É como quando você aprende alguma coisa e depois resolve fazer crítica de tudo que vê. Bolo de aniversário, teatro, música, dança, biscuit, convite de casamento… Vender também é uma arte.

Num dia como outro qualquer eu fui a uma padaria perto da minha casa comprar alguns pães. Não era o melhor pão da cidade, mas por falta de opção…

Entrei e tinha uma mocinha do lado de dentro do balcão conversando efusivamente com uma senhorinha — de novo, as senhorinhas. Eu não estava entendendo muito bem o que elas diziam, mas deu pra perceber que falavam muito alto.

Cheguei perto para ser o próximo a ser atendido e percebi que as duas estavam discutindo. A atendente estava que era uma loucura: xingava a velhinha de um jeito que eu nunca tinha visto ninguém xingar. Ainda mais uma pessoa daquela idade.

— Vai tomar no ¢*, sua velha chata. Vai pra p%*# que te pariu.


Jesus, Maria e José! Eu não estava conseguindo nem ouvir a voz da velhinha. Eu não saberia contar agora o que ela estava dizendo: se estava pedindo desculpa, chorando ou revidando os palavrões.

E a atendente “tava que tava”. Mostrava a língua, o dedo do meio enquanto mandava a senhorinha pr’os lugares onde eu nunca mandei ninguém. Claro que de vez em quando sai um “Vai pro inferno”, mas isso era fraco perto do que a moça fazia com a cliente.

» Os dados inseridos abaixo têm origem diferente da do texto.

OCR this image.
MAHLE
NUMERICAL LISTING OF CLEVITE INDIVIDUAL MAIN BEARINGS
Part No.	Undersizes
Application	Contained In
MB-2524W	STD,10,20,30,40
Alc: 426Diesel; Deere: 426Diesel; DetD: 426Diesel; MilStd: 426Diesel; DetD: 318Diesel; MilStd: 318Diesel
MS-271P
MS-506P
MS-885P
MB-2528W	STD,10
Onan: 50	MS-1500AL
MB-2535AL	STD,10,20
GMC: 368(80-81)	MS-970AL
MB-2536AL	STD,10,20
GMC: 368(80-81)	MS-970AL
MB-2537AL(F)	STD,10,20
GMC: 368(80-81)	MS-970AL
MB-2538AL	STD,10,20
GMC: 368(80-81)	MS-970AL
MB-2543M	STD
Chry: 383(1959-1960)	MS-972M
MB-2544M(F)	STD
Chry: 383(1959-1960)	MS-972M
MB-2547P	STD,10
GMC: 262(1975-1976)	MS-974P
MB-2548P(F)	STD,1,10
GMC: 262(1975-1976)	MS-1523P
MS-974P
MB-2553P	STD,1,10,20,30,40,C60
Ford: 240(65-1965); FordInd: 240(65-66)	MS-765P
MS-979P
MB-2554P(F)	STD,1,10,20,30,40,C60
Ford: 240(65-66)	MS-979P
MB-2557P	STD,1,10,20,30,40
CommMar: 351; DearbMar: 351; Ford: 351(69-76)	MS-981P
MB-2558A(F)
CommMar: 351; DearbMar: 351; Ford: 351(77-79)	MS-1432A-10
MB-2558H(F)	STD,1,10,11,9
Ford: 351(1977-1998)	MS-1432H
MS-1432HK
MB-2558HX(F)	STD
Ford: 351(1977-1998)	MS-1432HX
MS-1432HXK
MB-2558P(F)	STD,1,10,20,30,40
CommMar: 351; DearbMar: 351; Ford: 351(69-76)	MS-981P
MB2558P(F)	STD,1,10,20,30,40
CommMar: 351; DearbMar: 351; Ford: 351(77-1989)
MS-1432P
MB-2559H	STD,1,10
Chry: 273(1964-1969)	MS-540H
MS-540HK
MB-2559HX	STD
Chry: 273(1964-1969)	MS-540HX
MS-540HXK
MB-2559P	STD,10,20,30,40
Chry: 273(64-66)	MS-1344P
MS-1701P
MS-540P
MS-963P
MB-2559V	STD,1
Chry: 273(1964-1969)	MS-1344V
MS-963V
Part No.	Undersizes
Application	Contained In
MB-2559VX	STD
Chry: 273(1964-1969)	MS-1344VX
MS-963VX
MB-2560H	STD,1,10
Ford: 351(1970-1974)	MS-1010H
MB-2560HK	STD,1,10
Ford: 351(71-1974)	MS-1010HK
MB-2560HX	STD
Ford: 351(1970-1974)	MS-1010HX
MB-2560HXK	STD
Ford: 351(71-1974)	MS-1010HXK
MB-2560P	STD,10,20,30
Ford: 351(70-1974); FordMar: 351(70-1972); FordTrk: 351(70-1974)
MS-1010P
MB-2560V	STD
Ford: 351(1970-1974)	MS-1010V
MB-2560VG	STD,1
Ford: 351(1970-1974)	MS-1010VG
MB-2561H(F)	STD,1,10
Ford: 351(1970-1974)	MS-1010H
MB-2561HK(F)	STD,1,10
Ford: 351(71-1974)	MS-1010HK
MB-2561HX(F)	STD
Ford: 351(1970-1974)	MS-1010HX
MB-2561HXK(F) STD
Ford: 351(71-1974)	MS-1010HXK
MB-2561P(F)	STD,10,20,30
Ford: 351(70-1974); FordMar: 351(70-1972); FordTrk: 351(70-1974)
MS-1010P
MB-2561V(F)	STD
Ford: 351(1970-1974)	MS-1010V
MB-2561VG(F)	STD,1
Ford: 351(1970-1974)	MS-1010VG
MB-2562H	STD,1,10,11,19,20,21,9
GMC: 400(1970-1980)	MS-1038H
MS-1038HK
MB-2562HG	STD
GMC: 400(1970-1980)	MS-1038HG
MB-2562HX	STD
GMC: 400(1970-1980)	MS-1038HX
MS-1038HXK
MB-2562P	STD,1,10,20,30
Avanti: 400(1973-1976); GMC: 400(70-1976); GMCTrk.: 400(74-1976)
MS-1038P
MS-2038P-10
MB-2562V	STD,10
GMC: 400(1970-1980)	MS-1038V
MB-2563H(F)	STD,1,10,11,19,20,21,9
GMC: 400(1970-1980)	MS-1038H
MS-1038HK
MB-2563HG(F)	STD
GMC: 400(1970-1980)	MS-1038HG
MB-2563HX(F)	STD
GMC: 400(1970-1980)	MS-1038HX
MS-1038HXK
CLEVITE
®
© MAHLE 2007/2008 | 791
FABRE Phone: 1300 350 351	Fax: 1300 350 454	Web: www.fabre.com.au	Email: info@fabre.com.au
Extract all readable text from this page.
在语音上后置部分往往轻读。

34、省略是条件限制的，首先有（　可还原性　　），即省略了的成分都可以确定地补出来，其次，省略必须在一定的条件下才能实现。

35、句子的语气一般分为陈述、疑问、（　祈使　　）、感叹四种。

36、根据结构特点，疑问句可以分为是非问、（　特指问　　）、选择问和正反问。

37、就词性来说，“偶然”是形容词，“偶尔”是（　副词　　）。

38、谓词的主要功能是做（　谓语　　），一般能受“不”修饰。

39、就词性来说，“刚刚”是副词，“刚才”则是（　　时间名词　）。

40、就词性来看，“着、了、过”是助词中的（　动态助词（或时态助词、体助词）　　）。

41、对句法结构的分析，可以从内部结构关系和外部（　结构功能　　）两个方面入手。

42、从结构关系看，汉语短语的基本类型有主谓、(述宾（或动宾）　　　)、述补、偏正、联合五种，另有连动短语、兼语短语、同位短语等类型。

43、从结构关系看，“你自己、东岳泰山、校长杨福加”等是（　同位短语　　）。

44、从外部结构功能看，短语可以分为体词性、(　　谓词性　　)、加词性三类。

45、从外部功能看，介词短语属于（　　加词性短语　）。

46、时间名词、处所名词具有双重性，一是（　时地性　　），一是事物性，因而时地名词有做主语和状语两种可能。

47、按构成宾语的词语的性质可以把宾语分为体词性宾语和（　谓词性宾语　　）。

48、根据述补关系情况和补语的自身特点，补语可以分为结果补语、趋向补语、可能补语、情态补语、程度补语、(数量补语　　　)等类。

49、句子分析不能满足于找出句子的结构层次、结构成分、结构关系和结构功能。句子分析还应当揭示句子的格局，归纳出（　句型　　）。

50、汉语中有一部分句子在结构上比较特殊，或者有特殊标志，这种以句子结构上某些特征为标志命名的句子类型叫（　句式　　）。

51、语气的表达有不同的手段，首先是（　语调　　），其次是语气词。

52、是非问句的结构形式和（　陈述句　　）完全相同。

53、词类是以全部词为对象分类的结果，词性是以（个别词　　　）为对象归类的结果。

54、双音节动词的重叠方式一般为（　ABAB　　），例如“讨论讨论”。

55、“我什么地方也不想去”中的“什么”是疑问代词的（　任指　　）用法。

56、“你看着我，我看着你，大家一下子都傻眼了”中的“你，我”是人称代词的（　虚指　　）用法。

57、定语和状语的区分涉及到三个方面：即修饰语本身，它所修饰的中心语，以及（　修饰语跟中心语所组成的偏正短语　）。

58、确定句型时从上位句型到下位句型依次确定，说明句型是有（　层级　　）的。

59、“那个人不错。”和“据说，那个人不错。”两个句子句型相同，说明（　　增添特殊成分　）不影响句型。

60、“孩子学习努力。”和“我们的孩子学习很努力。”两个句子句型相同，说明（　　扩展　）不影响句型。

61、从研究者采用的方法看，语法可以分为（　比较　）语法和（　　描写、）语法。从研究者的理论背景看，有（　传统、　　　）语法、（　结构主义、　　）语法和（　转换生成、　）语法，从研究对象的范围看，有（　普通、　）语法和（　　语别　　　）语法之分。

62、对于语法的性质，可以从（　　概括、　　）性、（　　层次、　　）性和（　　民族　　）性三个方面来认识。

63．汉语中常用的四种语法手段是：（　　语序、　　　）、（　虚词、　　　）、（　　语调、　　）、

— Vai dar o ¢* na esquina.

A velha virou as costas e saiu. Enquanto isso, a atendente fazia gestos obscenos para a mulher.

Já vai tarde. Vá para o diabo que a carregue. Tomara que um caminhão te pegue na esquina.

Jesus amado! Eu acho que ela percebeu que eu estava com os olhos arregalados. Eu realmente estava com medo. Se eu falasse alguma coisa errada, ela ia me atacar.

— Mas esse pão tá preto demais.

— Vai tomar no ¢*.

Eu estava meio paralisado.

A moça, enfim, suspirou como se tivesse jogado uma caixa pesada no chão.

— É fogo, viu! — Ela falou. — Essa velha é chata demais.

Eu dei um risinho.

— Eu sei como é que são essas coisas.

Ela sorriu.

— Então… o que vai querer?

Saí correndo depois que ela me arrumou os pães. Eu fico pensando quanto tempo aquela moça deve ter aguentado naquele serviço depois da briga com a velhinha. Isso mesmo! Ela era empregada.

Ela tinha muita coisa para aprender sobre a arte de vender. E a primeira lição é: O cliente sempre tem razão.